The web bucked, nearly throwing me, the strands cutting across my scarred palms. I lost sight of everything except stars spinning overhead.
In my hands, the electric singing of the web turned discordant, the spiraling notes of Identrope’s cry. The light in the wires surged and jangled, the dark kiss corroding the thin chains.
The strand slipped from my grasp. I fell, arms flailing behind me for any hold—
And was caught. Eastern gathered me to her breast. One arm hugged me tight, her other hand gripping the black-burning web.
She brought her face close to mine, as though she would give me that kiss as well. But she whispered in my ear instead.

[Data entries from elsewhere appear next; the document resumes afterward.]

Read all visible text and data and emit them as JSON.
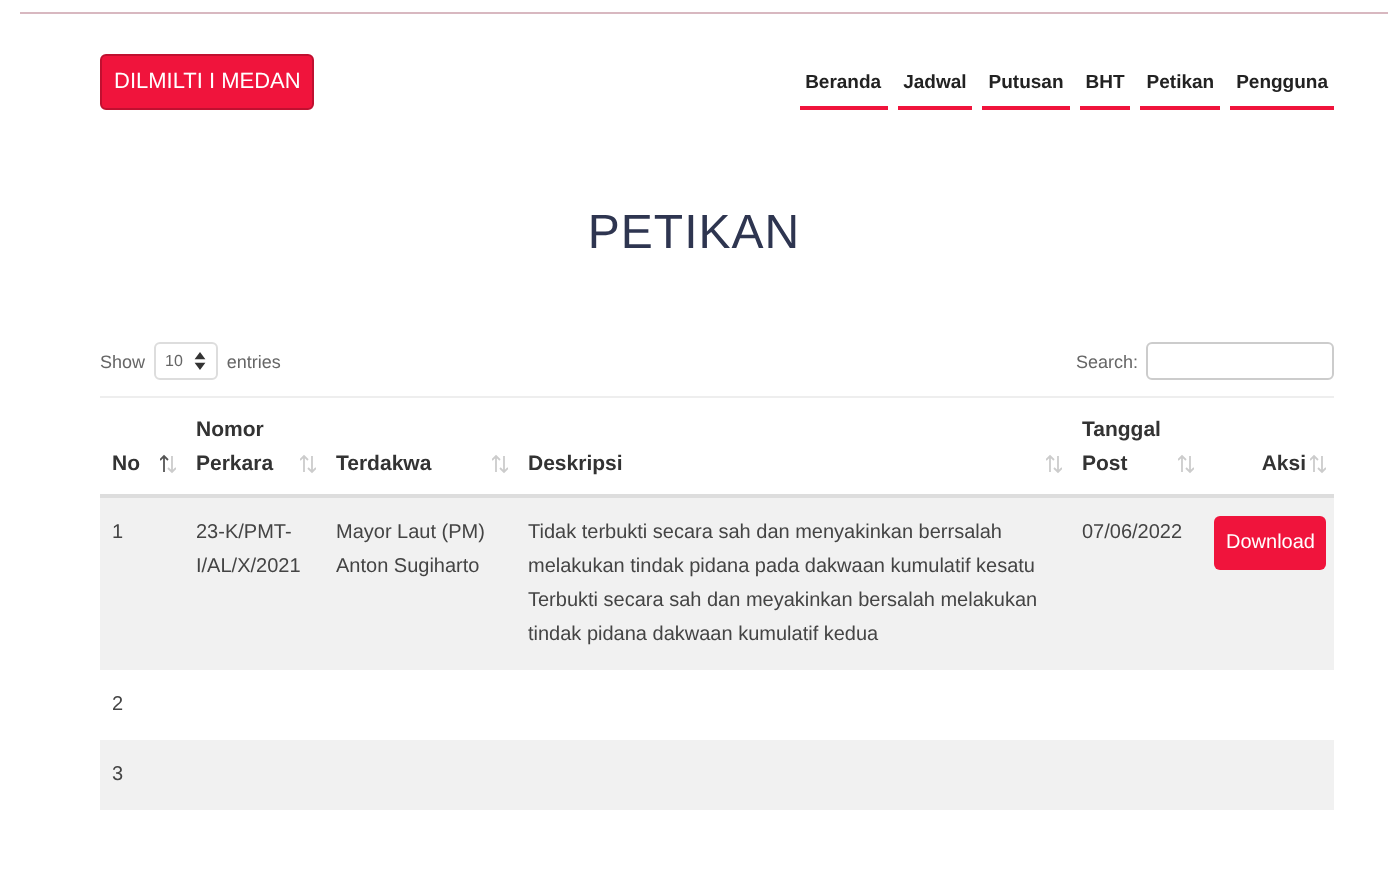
{
  "brand": "DILMILTI I MEDAN",
  "nav": [
    {
      "label": "Beranda"
    },
    {
      "label": "Jadwal"
    },
    {
      "label": "Putusan"
    },
    {
      "label": "BHT"
    },
    {
      "label": "Petikan"
    },
    {
      "label": "Pengguna"
    }
  ],
  "title": "PETIKAN",
  "length": {
    "before": "Show",
    "value": "10",
    "after": "entries"
  },
  "search": {
    "label": "Search:"
  },
  "table": {
    "columns": [
      {
        "label": "No",
        "sorted": true
      },
      {
        "label": "Nomor Perkara",
        "sorted": false
      },
      {
        "label": "Terdakwa",
        "sorted": false
      },
      {
        "label": "Deskripsi",
        "sorted": false
      },
      {
        "label": "Tanggal Post",
        "sorted": false
      },
      {
        "label": "Aksi",
        "sorted": false
      }
    ],
    "rows": [
      {
        "no": "1",
        "nomor": "23-K/PMT-I/AL/X/2021",
        "terdakwa": "Mayor Laut (PM) Anton Sugiharto",
        "deskripsi": "Tidak terbukti secara sah dan menyakinkan berrsalah melakukan tindak pidana pada dakwaan kumulatif kesatu Terbukti secara sah dan meyakinkan bersalah melakukan tindak pidana dakwaan kumulatif kedua",
        "tanggal": "07/06/2022",
        "action": "Download"
      },
      {
        "no": "2"
      },
      {
        "no": "3"
      }
    ]
  }
}
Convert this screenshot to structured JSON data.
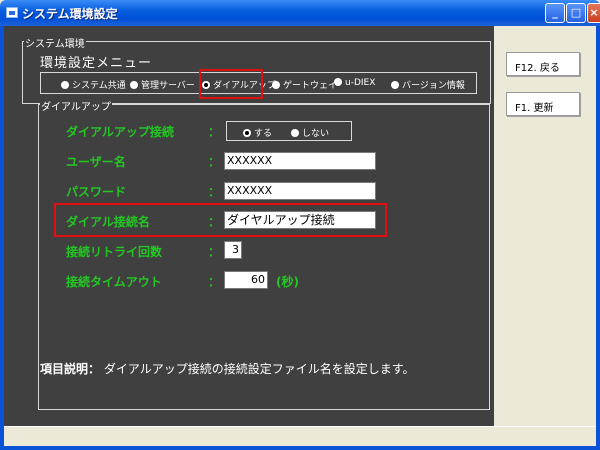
{
  "window": {
    "title": "システム環境設定"
  },
  "group_system": {
    "title": "システム環境"
  },
  "menu": {
    "heading": "環境設定メニュー",
    "tabs": [
      {
        "label": "システム共通",
        "selected": false
      },
      {
        "label": "管理サーバー",
        "selected": false
      },
      {
        "label": "ダイアルアップ",
        "selected": true
      },
      {
        "label": "ゲートウェイ",
        "selected": false
      },
      {
        "label": "u-DIEX",
        "selected": false
      },
      {
        "label": "バージョン情報",
        "selected": false
      }
    ]
  },
  "dialup": {
    "group_title": "ダイアルアップ",
    "colon": "：",
    "connect": {
      "label": "ダイアルアップ接続",
      "opt_yes": "する",
      "opt_no": "しない",
      "selected": "する"
    },
    "username": {
      "label": "ユーザー名",
      "value": "XXXXXX"
    },
    "password": {
      "label": "パスワード",
      "value": "XXXXXX"
    },
    "connection_name": {
      "label": "ダイアル接続名",
      "value": "ダイヤルアップ接続"
    },
    "retry": {
      "label": "接続リトライ回数",
      "value": "3"
    },
    "timeout": {
      "label": "接続タイムアウト",
      "value": "60",
      "unit": "(秒)"
    }
  },
  "description": {
    "label": "項目説明：",
    "text": "ダイアルアップ接続の接続設定ファイル名を設定します。"
  },
  "buttons": {
    "back": "F12. 戻る",
    "update": "F1. 更新"
  },
  "colors": {
    "panel_bg": "#404040",
    "label_green": "#22c722",
    "highlight_red": "#e01010",
    "titlebar_blue": "#0a5fe0"
  }
}
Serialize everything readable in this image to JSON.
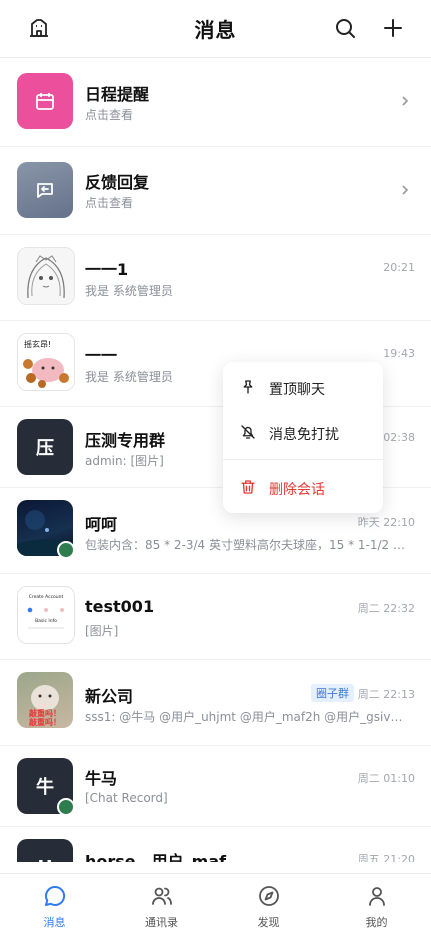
{
  "header": {
    "title": "消息",
    "left_icon": "building-icon",
    "right_icons": [
      "search-icon",
      "plus-icon"
    ]
  },
  "conversations": [
    {
      "name": "日程提醒",
      "subtitle": "点击查看",
      "icon": "calendar-icon",
      "color": "#ec4f9c"
    },
    {
      "name": "反馈回复",
      "subtitle": "点击查看",
      "icon": "reply-icon",
      "color": "#6f7b8f"
    },
    {
      "name": "一一1",
      "subtitle": "我是 系统管理员",
      "time": "20:21",
      "avatar": "anime-girl-sketch"
    },
    {
      "name": "一一",
      "subtitle": "我是 系统管理员",
      "time": "19:43",
      "avatar": "sticker-image",
      "avatar_text": "摇玄昂!"
    },
    {
      "name": "压测专用群",
      "subtitle": "admin: [图片]",
      "time": "02:38",
      "avatar_letter": "压"
    },
    {
      "name": "呵呵",
      "subtitle": "包装内含：85 * 2-3/4 英寸塑料高尔夫球座，15 * 1-1/2 英...",
      "time": "昨天 22:10",
      "avatar": "night-photo"
    },
    {
      "name": "test001",
      "subtitle": "[图片]",
      "time": "周二 22:32",
      "avatar": "screenshot-image",
      "avatar_text_1": "Create Account",
      "avatar_text_2": "Basic Info"
    },
    {
      "name": "新公司",
      "subtitle": "sss1: @牛马 @用户_uhjmt @用户_maf2h @用户_gsiv5 @...",
      "time": "周二 22:13",
      "tag": "圈子群",
      "avatar": "cat-photo",
      "avatar_text_1": "敲重吗！",
      "avatar_text_2": "敲重吗！"
    },
    {
      "name": "牛马",
      "subtitle": "[Chat Record]",
      "time": "周二 01:10",
      "avatar_letter": "牛"
    },
    {
      "name": "horse，用户_maf",
      "subtitle": "",
      "time": "周五 21:20",
      "avatar_letter": "H"
    }
  ],
  "context_menu": {
    "items": [
      {
        "label": "置顶聊天",
        "icon": "pin-icon",
        "color": "#222222"
      },
      {
        "label": "消息免打扰",
        "icon": "bell-off-icon",
        "color": "#222222"
      },
      {
        "label": "删除会话",
        "icon": "trash-icon",
        "color": "#e53935"
      }
    ]
  },
  "tabbar": {
    "tabs": [
      {
        "label": "消息",
        "icon": "chat-bubble-icon",
        "active": true
      },
      {
        "label": "通讯录",
        "icon": "contacts-icon",
        "active": false
      },
      {
        "label": "发现",
        "icon": "compass-icon",
        "active": false
      },
      {
        "label": "我的",
        "icon": "person-icon",
        "active": false
      }
    ],
    "active_color": "#2f7bf6"
  }
}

“He didn’t know . . .” Her lips grazed the coiled skin.
“He wasn’t there yet . . . not all the way.” Wind battered against us, but I could hear each word. “But he knew everything then . . . when I kissed him. Became part of him. But then it was too late.”
“Too late . . .” I spoke through clenched teeth, the earth tilting below us. “Too late for what?”
“He didn’t know. Why I had come to him.” Her voice became a wire piercing my skull. “He didn’t know I had become infected . . .”
I turned my face against the storm to look at her, and saw that it was true. Under her skin, translucent soft glass, I saw the shapes of other things moving, becoming. She was deep in the processes of the n-formation disease.
Only one more word. “Why?”
“The only way.” Eastern smiled, a thread of blood inscribed on her chin. “I let myself become infected . . . I did it on purpose. I took on the diseased bodies I found, until I was diseased. And then I could infect him. I became part of him—his heart, his brain.” She closed her eyes. “I killed him.”
I saw it was true. The web, the great thing Identrope had become, twisted about itself, the strands infused with rotting life, shapes unbridled. The connected wires ripped apart, stitches in a corpse of air.